Diğer tabyalar da ateş etmez olmuştu. Öğleden sonra Queen Elizabeth ve Agamemnon zırhlısından atılan yoğun topçu atışları sonucunda Seddülbahir köyü de alev alev yanmaya başladı. Boğazın girişindeki tabyalar görev yapamaz olmuş ve boğaz açılmıştı.

Akşama doğru Türkler 11 topçusunu şehit vererek tabyalarını bırakıp geride savunma hattı oluşturmak için çekilmeye başladılar. Seddülbahir kalesindeki Türk topçu subayı Kemal de tabyasından ayrılmak zorundaydı. Ve acilen Seddülbahir köyüne gitmeli ve evini ve eşyalarını yangından kurtarmalıydı. Son kez tabyasına baktı, içi kan ağlıyordu. Çünkü tabyasından ayrılmak zor geliyordu. Hava iyice kararmıştı. Köye vardığında Ormandan gelen alevler evini sarmaya başlamıştı. Kemal Bey hemen kapıya koştu. Tam içeri girip eşyalarını alacakken kümesteki iki kazın feryadını duydu. Ama evi de yanmak üzereydi. Ya eşyalarını, ya da kümeste yangının ortasında kilitli kalan hayvanları kurtarmalıydı.

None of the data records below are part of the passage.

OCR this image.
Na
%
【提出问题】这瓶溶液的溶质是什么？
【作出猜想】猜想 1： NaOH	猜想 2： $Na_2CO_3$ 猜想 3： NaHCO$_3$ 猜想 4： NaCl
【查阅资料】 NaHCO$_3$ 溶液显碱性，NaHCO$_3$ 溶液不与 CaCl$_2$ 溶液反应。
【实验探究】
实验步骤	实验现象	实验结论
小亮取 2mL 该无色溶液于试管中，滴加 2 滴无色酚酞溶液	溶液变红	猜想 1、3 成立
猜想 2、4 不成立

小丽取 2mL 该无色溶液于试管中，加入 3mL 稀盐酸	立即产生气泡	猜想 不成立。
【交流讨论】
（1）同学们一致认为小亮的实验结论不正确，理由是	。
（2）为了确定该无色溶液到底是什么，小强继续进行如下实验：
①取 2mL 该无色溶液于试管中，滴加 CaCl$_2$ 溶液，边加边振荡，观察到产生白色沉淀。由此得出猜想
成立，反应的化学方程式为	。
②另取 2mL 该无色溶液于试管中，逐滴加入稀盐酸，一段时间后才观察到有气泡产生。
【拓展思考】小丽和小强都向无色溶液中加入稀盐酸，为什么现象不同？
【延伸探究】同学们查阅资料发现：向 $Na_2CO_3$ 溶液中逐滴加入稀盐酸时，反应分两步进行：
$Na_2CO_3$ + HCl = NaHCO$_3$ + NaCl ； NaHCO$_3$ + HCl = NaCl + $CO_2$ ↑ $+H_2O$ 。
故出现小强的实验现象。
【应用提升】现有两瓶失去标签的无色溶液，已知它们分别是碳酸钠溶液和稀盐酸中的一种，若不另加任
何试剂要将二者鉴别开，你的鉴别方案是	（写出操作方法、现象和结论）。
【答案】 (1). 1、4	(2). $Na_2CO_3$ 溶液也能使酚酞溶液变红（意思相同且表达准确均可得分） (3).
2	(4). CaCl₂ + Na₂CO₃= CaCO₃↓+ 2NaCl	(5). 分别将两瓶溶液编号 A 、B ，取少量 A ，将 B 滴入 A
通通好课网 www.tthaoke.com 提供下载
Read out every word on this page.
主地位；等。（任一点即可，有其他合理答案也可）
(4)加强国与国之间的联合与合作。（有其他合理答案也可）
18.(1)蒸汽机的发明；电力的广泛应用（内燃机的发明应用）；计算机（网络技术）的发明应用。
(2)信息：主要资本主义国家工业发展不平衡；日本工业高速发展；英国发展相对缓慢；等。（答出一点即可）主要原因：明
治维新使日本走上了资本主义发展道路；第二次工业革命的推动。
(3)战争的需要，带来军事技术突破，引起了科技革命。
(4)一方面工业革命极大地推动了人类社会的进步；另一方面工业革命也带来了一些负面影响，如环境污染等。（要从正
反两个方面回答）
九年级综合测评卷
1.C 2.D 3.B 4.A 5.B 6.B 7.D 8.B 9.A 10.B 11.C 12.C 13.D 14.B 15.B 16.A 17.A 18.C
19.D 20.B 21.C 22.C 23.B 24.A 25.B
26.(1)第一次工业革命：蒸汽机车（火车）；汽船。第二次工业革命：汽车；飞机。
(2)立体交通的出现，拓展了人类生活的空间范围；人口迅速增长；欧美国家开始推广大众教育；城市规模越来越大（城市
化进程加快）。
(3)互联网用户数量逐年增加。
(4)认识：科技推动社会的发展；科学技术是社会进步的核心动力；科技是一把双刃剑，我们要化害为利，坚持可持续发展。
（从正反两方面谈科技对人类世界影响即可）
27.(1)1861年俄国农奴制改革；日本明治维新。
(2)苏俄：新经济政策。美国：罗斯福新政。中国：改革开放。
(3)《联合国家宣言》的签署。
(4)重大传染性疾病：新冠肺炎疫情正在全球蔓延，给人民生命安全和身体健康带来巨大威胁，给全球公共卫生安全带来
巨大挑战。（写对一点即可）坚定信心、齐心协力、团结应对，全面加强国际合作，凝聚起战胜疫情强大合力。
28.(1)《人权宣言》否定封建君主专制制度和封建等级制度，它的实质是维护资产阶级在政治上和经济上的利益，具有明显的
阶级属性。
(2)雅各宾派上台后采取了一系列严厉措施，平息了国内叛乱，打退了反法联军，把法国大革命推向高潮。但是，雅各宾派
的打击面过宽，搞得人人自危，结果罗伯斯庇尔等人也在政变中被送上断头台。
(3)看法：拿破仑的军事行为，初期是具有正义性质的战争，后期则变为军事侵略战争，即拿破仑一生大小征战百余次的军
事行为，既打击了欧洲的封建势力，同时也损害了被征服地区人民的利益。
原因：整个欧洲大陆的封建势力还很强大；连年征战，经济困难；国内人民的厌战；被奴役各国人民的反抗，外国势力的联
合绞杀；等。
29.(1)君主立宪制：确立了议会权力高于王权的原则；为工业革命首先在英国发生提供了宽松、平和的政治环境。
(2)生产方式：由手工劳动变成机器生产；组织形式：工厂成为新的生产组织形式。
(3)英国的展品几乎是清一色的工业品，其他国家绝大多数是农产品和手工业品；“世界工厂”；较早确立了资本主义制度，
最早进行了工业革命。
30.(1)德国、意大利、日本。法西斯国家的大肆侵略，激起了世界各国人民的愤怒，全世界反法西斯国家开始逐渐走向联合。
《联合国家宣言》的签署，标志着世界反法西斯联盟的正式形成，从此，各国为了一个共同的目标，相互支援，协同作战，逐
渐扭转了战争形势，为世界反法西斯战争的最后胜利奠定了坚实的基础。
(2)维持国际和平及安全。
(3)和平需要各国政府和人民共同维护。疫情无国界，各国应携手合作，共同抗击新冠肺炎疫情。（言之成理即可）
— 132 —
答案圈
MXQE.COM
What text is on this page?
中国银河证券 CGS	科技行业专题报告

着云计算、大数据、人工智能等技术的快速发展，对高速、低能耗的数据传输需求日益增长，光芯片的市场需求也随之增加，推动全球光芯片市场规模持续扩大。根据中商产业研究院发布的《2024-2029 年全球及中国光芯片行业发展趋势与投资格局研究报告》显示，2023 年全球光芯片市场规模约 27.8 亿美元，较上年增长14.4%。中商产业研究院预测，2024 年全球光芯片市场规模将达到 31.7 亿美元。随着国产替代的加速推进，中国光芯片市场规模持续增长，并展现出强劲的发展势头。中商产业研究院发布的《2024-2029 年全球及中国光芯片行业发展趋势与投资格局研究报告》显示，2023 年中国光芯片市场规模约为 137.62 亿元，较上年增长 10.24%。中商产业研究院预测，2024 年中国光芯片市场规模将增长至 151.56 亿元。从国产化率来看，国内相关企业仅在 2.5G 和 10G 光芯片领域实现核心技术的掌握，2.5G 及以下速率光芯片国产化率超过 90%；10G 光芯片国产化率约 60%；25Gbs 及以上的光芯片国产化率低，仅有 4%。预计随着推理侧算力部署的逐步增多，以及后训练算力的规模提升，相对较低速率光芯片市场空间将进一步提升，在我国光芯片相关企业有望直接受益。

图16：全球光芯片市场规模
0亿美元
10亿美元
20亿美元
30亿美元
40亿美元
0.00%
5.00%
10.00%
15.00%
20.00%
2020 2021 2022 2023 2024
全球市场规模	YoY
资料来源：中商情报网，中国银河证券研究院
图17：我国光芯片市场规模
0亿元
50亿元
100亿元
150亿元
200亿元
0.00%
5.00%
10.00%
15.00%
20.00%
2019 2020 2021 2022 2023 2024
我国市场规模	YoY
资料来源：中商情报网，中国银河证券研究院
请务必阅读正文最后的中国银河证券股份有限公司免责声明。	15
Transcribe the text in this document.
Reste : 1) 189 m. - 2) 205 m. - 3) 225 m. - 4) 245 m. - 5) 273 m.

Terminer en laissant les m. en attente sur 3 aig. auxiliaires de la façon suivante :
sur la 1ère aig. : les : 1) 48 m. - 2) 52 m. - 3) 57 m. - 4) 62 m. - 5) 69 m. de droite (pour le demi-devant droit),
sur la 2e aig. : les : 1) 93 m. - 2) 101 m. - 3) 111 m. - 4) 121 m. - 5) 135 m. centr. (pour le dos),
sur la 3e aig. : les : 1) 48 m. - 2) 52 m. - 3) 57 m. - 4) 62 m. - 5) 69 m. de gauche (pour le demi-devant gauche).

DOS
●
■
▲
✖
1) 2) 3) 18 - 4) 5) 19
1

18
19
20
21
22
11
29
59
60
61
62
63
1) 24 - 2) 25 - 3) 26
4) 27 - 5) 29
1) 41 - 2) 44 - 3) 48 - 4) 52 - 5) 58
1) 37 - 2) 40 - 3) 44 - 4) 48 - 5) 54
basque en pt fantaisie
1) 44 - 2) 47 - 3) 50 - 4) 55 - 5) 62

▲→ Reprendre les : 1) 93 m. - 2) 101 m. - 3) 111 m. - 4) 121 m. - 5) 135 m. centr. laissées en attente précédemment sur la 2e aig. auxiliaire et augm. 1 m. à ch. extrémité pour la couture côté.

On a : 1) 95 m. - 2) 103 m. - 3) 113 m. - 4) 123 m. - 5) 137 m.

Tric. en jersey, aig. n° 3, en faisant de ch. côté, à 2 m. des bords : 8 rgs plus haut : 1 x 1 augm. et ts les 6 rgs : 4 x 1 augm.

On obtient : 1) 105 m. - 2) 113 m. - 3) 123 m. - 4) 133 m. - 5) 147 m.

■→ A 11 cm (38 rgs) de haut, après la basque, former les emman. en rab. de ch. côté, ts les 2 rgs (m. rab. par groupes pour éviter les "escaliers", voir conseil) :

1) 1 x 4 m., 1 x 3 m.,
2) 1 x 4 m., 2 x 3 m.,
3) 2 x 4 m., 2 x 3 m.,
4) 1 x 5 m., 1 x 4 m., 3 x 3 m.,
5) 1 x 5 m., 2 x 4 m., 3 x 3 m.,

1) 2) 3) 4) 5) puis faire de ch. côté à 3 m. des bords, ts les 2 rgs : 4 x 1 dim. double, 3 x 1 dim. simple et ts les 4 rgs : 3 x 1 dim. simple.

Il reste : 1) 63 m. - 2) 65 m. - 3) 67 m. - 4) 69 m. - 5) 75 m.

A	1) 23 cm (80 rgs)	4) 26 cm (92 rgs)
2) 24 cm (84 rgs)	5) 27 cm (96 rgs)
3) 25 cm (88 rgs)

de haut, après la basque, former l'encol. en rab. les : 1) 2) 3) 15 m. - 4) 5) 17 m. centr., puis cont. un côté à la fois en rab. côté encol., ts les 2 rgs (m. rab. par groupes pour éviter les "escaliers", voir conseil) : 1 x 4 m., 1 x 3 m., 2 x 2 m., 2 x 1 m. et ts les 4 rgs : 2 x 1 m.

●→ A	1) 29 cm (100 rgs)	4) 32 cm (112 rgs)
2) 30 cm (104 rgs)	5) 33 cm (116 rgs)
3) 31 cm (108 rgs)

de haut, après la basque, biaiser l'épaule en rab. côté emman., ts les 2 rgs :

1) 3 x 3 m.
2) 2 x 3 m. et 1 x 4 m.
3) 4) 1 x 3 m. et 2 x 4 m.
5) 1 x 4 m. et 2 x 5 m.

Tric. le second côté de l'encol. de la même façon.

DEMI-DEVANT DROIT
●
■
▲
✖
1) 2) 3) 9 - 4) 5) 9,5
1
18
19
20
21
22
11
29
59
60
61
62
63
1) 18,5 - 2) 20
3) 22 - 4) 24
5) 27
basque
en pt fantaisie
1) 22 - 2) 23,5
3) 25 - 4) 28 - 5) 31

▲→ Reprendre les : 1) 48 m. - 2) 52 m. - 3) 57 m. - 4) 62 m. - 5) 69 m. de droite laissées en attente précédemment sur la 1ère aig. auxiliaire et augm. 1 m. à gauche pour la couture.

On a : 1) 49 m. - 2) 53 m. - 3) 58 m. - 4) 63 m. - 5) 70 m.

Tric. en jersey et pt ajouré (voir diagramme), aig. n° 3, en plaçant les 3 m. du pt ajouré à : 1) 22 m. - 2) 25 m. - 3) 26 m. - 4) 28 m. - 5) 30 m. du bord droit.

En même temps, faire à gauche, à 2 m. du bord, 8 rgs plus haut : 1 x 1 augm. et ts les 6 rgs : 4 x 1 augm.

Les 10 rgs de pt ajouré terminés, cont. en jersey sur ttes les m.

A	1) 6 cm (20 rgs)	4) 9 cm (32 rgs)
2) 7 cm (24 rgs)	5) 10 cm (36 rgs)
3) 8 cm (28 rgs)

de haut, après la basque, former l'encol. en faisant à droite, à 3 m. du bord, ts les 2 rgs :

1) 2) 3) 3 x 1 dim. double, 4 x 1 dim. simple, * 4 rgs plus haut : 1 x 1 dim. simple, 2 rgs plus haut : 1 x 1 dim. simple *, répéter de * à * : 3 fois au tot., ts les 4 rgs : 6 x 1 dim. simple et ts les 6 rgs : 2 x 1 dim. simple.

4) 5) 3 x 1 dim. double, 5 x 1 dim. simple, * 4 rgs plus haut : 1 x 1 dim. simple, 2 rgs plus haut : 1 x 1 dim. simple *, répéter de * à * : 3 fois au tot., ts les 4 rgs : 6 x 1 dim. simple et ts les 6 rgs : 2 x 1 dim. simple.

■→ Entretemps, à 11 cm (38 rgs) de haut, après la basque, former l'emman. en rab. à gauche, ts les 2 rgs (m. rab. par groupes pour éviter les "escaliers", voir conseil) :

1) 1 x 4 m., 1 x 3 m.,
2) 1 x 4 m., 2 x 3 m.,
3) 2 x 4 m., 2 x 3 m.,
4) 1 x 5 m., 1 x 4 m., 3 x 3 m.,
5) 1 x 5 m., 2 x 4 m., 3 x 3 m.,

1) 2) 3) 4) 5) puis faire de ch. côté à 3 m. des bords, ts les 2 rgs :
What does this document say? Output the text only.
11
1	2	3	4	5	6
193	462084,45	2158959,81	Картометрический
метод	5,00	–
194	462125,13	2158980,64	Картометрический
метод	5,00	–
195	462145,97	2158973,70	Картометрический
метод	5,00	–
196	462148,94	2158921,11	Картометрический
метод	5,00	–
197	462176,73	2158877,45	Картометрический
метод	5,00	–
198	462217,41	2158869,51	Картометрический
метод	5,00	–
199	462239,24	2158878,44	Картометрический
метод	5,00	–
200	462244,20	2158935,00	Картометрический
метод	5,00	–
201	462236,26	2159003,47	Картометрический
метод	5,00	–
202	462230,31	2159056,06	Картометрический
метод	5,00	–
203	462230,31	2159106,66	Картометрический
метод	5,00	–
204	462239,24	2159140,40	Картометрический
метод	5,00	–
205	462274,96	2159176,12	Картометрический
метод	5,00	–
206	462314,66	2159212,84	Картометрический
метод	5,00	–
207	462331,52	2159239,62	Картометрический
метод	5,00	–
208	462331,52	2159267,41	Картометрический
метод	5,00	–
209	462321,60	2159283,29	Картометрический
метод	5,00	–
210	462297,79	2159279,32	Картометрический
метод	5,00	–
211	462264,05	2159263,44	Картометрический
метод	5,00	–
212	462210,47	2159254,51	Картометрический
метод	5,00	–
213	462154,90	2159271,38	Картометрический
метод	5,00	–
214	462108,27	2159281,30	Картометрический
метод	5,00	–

O hayvanları kurtarmayı seçti.

İçeri girmekten vazgeçti, kümese koştu, kapılarını açtı ve kazları alevlerden kurtardı. O esnada evi alev topu gibi yanmaya başlamıştı.

Ve Kemal Bey evden önce, hayvanları kurtarmıştı.

Ogün Çanakkale’de ortalık yangın yeriydi, bugün ise Anadolu’nun her yanında ortalık yangın yeri.

O gün Kemal Bey telaşla yanmak üzere evine gitti, hayvanları kurtardı. Çünkü onlar birer candı.

Vatanın canlarıydı.

Bu gün ise Cumhurbaşkanı yangın yerine gitti. Uçan sarayıyla yangını tepeden baktı. Yere indi, trafiği durdurdu, konuşma yaptı, insanlara çay fırlattı, tekrar uçağına binerek 1150 odalı sarayına gitti.

Demem o ki;

Vatanın kıymetini ancak, vatanı kurtaranlar anlar.

Vatanı satanlar vatanın kıymetinden ne anlar.